An Investment Trust is a closed-end investment fund structured as a public limited company (plc) that invests in a portfolio of assets on behalf of shareholders.
Structure
Investment trusts are PLCs with:
- Fixed number of shares in issue (closed-ended)
- Independent boards of directors
- Listings on exchanges like the LSE
- Active management by professional fund managers
The closed-end structure means shares are bought and sold on the market rather than created or redeemed like open-ended funds.
Premium/Discount to NAV
Investment trust shares trade at market prices that can differ from net asset value:
| Trading Position | Description |
|---|---|
| Premium | Share price above NAV (investors pay more than asset value) |
| Discount | Share price below NAV (investors pay less than asset value) |
| Par | Share price equals NAV (relatively rare) |
This premium/discount mechanism is unique to closed-end structures and reflects market sentiment about future prospects.
Unique Features
Investment trusts can employ gearing (borrowing) to amplify returns, though this also magnifies losses.

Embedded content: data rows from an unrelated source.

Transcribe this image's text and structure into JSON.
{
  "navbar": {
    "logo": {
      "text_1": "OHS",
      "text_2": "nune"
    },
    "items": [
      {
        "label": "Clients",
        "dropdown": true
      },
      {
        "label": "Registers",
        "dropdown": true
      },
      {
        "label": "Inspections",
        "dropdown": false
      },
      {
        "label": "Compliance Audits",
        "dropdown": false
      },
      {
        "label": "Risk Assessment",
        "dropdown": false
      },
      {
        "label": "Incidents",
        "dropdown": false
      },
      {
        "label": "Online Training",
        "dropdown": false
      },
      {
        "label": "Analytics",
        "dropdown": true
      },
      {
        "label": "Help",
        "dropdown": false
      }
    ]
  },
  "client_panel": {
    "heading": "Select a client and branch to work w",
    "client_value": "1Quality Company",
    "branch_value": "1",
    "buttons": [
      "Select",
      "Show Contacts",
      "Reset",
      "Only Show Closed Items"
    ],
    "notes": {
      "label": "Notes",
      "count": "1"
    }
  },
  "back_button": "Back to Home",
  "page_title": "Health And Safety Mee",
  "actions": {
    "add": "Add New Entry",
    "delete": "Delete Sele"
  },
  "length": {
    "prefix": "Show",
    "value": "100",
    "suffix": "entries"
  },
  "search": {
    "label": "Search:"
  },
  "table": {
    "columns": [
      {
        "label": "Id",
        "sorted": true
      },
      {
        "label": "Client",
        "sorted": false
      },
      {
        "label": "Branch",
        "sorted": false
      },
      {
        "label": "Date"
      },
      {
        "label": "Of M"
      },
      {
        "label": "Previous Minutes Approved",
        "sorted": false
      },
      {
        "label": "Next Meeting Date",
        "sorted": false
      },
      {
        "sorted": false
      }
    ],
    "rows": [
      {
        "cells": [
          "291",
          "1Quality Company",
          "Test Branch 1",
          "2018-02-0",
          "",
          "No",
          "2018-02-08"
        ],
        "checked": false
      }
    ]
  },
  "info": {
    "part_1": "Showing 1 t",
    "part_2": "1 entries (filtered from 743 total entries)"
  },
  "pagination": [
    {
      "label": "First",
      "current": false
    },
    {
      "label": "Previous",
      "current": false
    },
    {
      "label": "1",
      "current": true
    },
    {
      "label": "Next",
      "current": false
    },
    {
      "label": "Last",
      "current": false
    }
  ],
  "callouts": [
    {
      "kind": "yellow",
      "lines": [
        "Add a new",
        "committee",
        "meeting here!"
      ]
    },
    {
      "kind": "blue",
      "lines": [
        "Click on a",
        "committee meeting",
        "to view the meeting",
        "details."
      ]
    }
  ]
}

They may retain up to 15% of income as revenue reserves, allowing boards to smooth dividend payments during lean years.
UK Market
The LSE hosts one of the world's largest investment trust markets. Sectors range from global equities to specialist infrastructure, with some trusts operating for over 100 years. Most are AIC members, subject to additional governance standards beyond standard PLC requirements.